Llegó el verano y le dimos la bienvenida en el solsticio llenando de basura las orillas de nuestra tierra. Teñimos la fina arena blanca de nuestras costas con bolsas, latas, botellas, colillas… Al amanecer, la marea subió y engulló todos nuestros regalos de golpe. Como agradecimiento, cada vez nos devuelve más peces y aves muertas, más especies extintas o en peligro de estarlo. Poco me parece.

Ni 24 horas después, seguíamos en nuestra batalla por la destrucción de la vida. Huelva ardió en un incendio provocado, con intereses o no, en eso no entraré esta vez. Lo importante es que ardió, sin control, por culpa de una mano humana. Las hectáreas consumidas por las llamas se cuentan por miles. Los animales calcinados por cientos. Cadáveres rígidos siguen apareciendo entre las ramas secas y las cenizas. No es naturaleza muerta, esas vidas fueron asesinadas. Los linces, especie protegida, en peligro de extinción... Y ni ellos se salvaron de tanta masacre. Una vez más, también sucumbieron los jóvenes del asentamiento chabolista, que vieron impotentes como sus hogares se reducían a la nada. Pero, de eso, os hablaré otro día.

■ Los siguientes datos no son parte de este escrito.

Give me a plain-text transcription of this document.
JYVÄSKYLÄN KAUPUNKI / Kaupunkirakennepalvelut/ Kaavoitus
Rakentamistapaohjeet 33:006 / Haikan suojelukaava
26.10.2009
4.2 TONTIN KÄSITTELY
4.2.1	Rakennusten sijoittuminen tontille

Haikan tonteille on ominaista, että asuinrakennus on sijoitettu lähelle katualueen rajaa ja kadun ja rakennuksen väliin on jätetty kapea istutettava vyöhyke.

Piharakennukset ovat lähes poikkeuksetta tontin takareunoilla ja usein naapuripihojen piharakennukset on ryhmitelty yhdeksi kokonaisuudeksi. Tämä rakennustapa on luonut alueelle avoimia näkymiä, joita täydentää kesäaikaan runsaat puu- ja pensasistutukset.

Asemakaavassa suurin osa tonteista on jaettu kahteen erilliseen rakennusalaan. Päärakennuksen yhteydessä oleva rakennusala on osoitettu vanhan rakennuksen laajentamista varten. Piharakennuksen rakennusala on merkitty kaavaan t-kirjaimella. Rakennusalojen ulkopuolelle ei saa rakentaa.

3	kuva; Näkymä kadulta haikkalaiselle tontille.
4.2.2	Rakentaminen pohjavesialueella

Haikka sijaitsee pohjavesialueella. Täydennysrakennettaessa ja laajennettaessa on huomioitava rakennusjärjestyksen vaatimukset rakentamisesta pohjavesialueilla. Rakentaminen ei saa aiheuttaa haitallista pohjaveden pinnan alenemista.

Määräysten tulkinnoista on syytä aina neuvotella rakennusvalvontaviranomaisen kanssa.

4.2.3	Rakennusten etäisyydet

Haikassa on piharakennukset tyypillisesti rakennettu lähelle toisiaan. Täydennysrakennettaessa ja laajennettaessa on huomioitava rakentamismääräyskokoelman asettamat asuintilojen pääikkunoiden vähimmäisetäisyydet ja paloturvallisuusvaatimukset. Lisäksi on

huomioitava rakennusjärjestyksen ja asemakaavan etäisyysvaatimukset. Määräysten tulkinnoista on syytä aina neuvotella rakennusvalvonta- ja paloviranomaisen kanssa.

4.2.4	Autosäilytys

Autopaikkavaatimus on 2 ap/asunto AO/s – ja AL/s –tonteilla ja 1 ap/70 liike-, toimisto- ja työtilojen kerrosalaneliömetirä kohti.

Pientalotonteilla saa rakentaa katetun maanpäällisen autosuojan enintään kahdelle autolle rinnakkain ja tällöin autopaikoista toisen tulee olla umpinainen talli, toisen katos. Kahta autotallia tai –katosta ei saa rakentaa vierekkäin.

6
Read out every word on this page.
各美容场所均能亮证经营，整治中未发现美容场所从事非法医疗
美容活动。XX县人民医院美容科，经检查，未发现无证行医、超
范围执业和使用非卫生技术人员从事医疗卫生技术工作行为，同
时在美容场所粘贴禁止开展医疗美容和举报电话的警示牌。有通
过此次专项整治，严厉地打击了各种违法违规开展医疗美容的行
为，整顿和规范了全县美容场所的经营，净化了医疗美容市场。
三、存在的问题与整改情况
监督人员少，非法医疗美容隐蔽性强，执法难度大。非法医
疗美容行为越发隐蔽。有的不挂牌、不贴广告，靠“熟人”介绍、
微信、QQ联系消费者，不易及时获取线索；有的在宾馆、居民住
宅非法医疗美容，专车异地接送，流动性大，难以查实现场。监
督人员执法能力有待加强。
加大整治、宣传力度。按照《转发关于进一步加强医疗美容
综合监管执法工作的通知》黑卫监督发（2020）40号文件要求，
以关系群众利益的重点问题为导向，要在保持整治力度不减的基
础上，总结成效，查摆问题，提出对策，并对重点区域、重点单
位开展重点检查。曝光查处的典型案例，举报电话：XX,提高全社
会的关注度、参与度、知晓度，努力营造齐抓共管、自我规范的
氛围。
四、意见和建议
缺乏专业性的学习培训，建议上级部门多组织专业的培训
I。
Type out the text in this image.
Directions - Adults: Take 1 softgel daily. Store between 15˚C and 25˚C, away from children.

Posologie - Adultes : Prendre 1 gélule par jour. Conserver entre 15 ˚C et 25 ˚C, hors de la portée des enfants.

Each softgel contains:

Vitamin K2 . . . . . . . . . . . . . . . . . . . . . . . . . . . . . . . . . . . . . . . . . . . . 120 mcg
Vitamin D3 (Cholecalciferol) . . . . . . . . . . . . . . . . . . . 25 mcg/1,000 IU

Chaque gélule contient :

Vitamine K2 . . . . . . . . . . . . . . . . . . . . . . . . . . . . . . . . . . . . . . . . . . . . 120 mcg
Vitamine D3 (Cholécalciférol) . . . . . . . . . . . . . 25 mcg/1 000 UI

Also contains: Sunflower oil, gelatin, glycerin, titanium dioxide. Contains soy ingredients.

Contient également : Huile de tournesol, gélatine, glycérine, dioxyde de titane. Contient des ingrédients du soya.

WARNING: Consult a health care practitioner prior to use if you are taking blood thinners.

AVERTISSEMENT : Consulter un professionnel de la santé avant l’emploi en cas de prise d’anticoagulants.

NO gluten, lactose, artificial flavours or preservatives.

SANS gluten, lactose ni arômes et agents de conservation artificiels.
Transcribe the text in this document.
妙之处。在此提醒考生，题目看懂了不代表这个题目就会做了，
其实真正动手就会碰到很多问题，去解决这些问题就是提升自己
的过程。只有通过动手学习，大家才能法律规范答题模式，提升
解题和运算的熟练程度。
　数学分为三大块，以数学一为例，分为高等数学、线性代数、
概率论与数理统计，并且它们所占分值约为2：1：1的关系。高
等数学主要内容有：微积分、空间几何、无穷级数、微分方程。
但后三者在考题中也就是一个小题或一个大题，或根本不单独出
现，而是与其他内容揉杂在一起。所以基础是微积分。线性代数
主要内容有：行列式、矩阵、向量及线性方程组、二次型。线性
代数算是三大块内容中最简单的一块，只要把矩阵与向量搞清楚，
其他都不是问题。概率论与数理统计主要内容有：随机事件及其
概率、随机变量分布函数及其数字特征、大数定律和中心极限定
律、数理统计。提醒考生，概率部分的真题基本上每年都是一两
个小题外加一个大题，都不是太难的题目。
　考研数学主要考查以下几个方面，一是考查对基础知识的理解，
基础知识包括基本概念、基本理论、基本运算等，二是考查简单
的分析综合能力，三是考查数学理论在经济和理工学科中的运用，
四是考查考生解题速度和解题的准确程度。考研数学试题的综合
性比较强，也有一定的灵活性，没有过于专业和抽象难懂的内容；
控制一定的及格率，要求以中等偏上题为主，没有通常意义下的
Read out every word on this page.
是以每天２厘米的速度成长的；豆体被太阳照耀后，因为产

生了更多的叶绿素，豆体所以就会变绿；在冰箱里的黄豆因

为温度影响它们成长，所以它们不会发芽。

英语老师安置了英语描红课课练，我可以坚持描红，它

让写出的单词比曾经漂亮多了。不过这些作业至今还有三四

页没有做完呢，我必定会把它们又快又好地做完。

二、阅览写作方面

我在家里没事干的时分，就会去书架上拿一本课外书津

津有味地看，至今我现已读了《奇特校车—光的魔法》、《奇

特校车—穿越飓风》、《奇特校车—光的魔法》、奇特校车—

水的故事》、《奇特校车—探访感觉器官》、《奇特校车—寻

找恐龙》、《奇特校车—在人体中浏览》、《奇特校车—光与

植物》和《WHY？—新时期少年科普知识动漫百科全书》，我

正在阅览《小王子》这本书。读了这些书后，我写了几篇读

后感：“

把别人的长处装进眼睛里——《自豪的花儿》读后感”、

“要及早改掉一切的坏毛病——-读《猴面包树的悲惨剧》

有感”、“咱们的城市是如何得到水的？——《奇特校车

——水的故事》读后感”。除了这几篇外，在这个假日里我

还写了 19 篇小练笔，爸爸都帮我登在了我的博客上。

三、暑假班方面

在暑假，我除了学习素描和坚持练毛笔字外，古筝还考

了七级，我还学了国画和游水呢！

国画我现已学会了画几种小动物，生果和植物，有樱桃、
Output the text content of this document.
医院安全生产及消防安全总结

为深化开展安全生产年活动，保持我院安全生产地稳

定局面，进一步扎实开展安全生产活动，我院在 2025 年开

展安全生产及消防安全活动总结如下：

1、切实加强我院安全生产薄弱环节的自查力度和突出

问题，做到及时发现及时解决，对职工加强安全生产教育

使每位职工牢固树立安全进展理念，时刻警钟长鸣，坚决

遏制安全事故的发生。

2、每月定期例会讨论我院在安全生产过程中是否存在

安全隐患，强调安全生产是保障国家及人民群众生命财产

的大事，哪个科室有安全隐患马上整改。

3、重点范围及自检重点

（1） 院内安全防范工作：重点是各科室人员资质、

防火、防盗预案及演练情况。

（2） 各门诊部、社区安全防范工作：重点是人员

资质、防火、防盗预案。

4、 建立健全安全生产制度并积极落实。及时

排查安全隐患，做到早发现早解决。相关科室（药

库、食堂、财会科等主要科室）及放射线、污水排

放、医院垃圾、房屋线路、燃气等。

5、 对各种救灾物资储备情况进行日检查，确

El viento no ayudó, es cierto. Estuvo en contra, eso dicen. Yo creo que pretendía darnos una lección, que era un intento desesperado de la Madre Tierra. Porque no era una brisa susurrante, no. Era un grito desgarrador. Eran vendavales que empujaban a las llamas a transformar todo lo verde en un negro infinito. Y, después, apenas unas horas, lloró. Lloró tan fuerte que no fue lluvia, fue tormenta. Porque era un llanto de rabia y de agonía, no de pena.

Ya no sabe cómo mandarnos señales, ya no sabe cómo hacernos entender. La matamos cada segundo y nos reclama que paremos. Que dejemos de quemar sus bosques, de ensuciar sus costas, de asesinar a su fauna y destrozar su flora. Y, por supuesto, a nosotros mismos con todo ello.

Estos días nuestros ojos se inundan de lágrimas por la catástrofe mientras cogemos el coche para ir a por el pan, mientras tiramos una colilla en el campo o en la playa, mientras vertimos toda la basura al mismo contenedor, mientras preferimos engullir carne procesada en vez de vegetales frescos, mientras compramos más ropa que no necesitamos en grandes compañías... Lloramos y seguimos eligiendo estar ciegos. Porque, ya sabéis, no hay peor ciego que quien no quiere ver.